The one thing that drove me was knowing that failing was not an option. I didn't have the luxury of time, a supportive partner or an endless pot of money.

Go ahead! I wish you the best.

timetest Sun 17-May-20 18:19:21

You can do it. My daughter discovered she was 7 months pregnant after just embarking on her study year abroad. It was not easy but she graduated last year (with a first) and has gone on to an MPhil.

Flamingofolie Sun 17-May-20 18:22:11

I think you’d be better getting an entry level job in HR or marketing if those interest you, and doing professional exams.

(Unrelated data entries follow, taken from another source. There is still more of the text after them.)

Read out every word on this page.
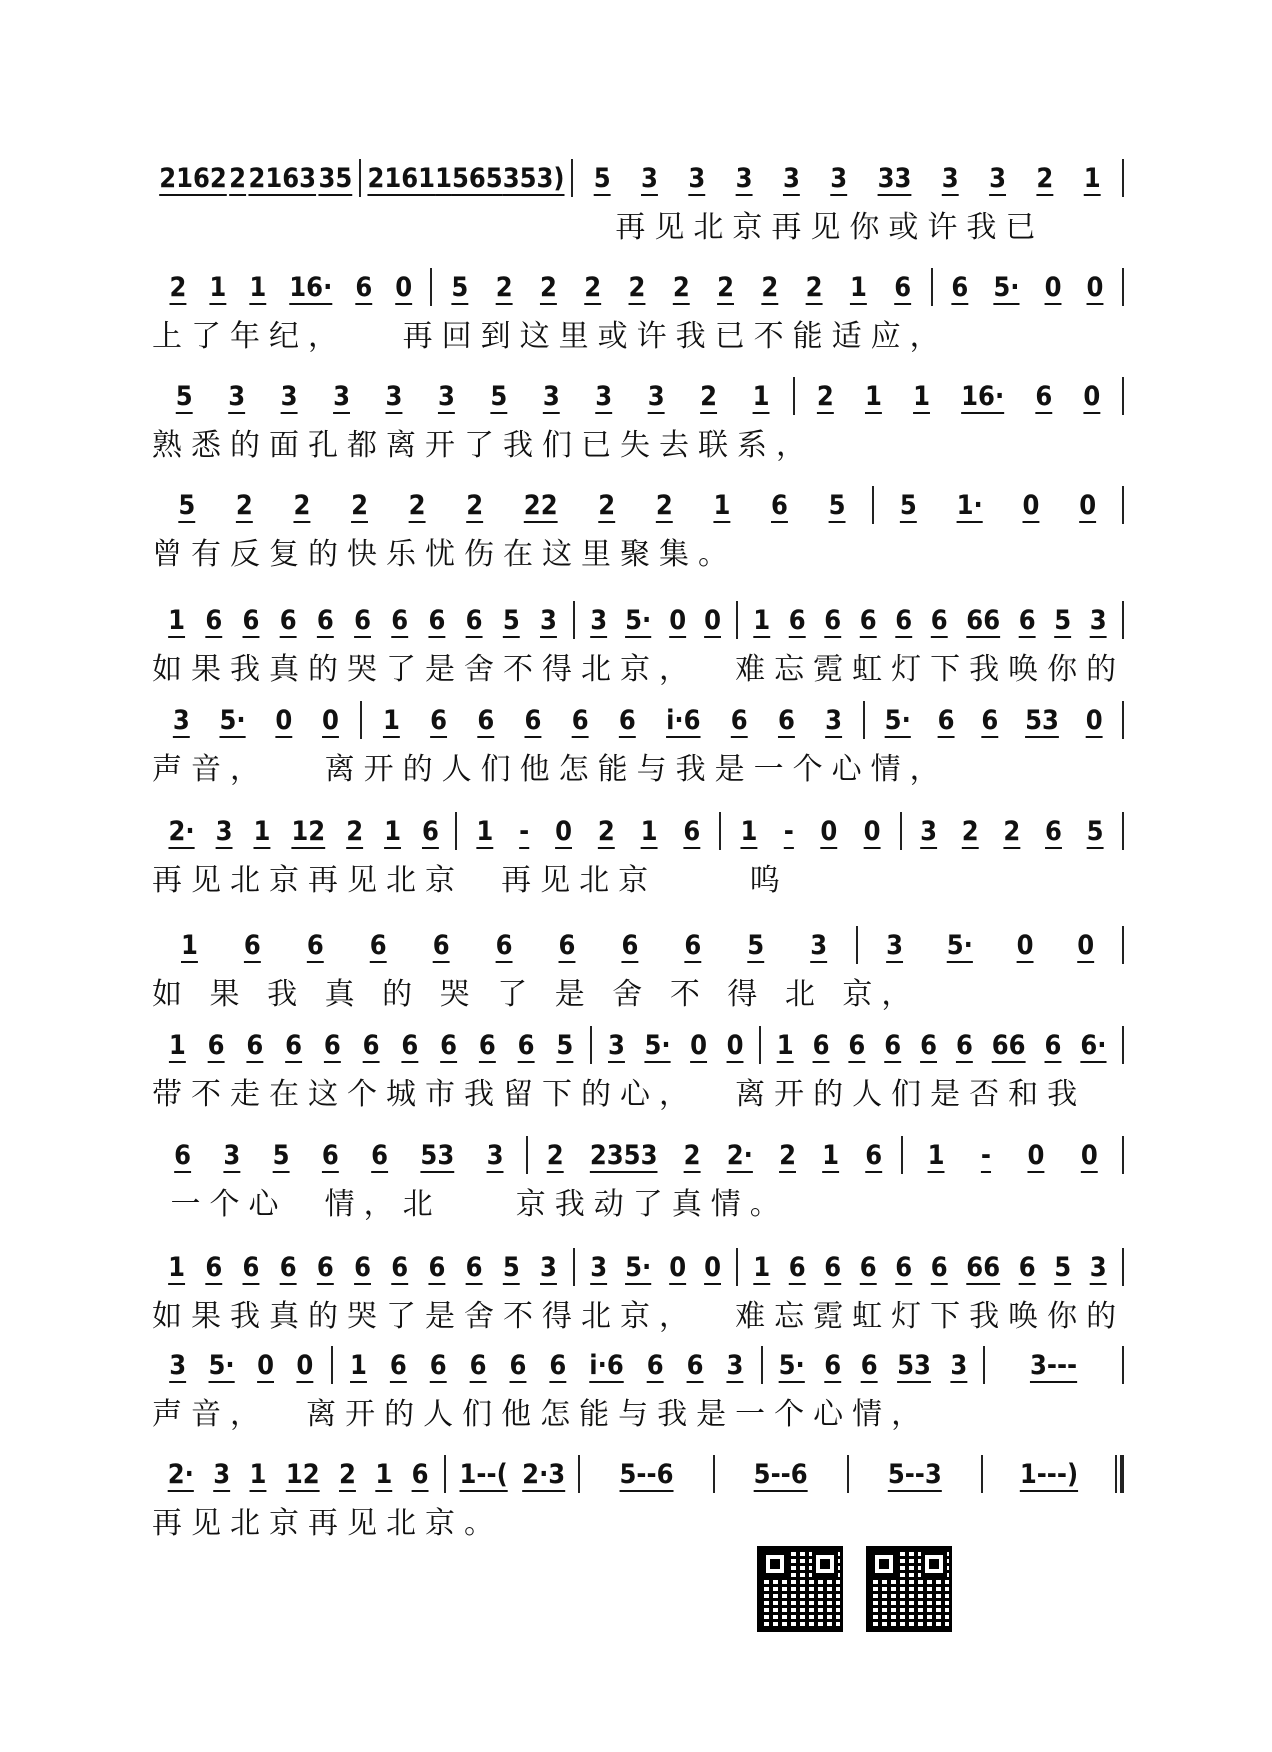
2162 2 2163 35 2161 1 565 353) 5 3 3 3 3 3 33 3 3 2 1
再见北京再见你或许我已
2 1 1 16· 6 0 5 2 2 2 2 2 2 2 2 1 6 6 5· 0 0
上了年纪，   再回到这里或许我已不能适应，
5 3 3 3 3 3 5 3 3 3 2 1 2 1 1 16· 6 0
熟悉的面孔都离开了我们已失去联系，
5 2 2 2 2 2 22 2 2 1 6 5 5 1· 0 0
曾有反复的快乐忧伤在这里聚集。
1 6 6 6 6 6 6 6 6 5 3 3 5· 0 0 1 6 6 6 6 6 66 6 5 3
如果我真的哭了是舍不得北京，  难忘霓虹灯下我唤你的
3 5· 0 0 1 6 6 6 6 6 i·6 6 6 3 5· 6 6 53 0
声音，   离开的人们他怎能与我是一个心情，
2· 3 1 12 2 1 6 1 - 0 2 1 6 1 - 0 0 3 2 2 6 5
再见北京再见北京  再见北京     呜
1 6 6 6 6 6 6 6 6 5 3 3 5· 0 0
如 果 我 真 的 哭 了 是 舍 不 得 北 京，
1 6 6 6 6 6 6 6 6 6 5 3 5· 0 0 1 6 6 6 6 6 66 6 6·
带不走在这个城市我留下的心，  离开的人们是否和我
6 3 5 6 6 53 3 2 2353 2 2· 2 1 6 1 - 0 0
一个心  情，北    京我动了真情。
1 6 6 6 6 6 6 6 6 5 3 3 5· 0 0 1 6 6 6 6 6 66 6 5 3
如果我真的哭了是舍不得北京，  难忘霓虹灯下我唤你的
3 5· 0 0 1 6 6 6 6 6 i·6 6 6 3 5· 6 6 53 3 3---
声音，  离开的人们他怎能与我是一个心情，
2· 3 1 12 2 1 6 1--( 2·3 5--6	5--6	5--3	1---)
再见北京再见北京。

It can be hard to even get the entry level jobs with a relevant degree these days. That's only going to get worse.

Personally I'd ride out the inevitable recession as a student if could.

Northernsoullover Sun 17-May-20 18:24:15

Mine are older but those with babies and toddlers receive help towards childcare and usually put the children in an extra day where they don't have lectures to study. They are doing really well. I'm also time limited which means I'm always ahead of the game with my studying. If I didn't make use of the limited time I had I would procrastinate.

DariaMorgendorffer Sun 17-May-20 18:24:45

Yes, you can do it! I did, with a child of the same age. Hard at times, but I was determined to succeed, and that hunger kept me working through the exhaustion and the tough times. Have a secure job now and it was so worth it.

Best of luck.

Badhairday101 Sun 17-May-20 18:37:18

I did it years ago and it was great, my youngest was under one at the time. I then went on to do a PGCE. It gave me a new lease of life and led on to great things. It honestly is the single biggest factor in changing my life for the better that I ever did.

I hadn’t studied for years but decided to go back to uni last year while working full time in a job I love but is intense. My children are obviously older now but not old enough to look after themselves. I managed though and actually enjoyed it at times and am just about to finish my masters.
Honestly go for it, you’ll be fine.

BertieBotts Sun 17-May-20 18:41:09

Do it! I did it when DS1 was 2. It was amazing. I didn't finish but that wasn't due to being a lone parent, it was due to me being an idiot smile

I did mine part time and that made it easier to juggle.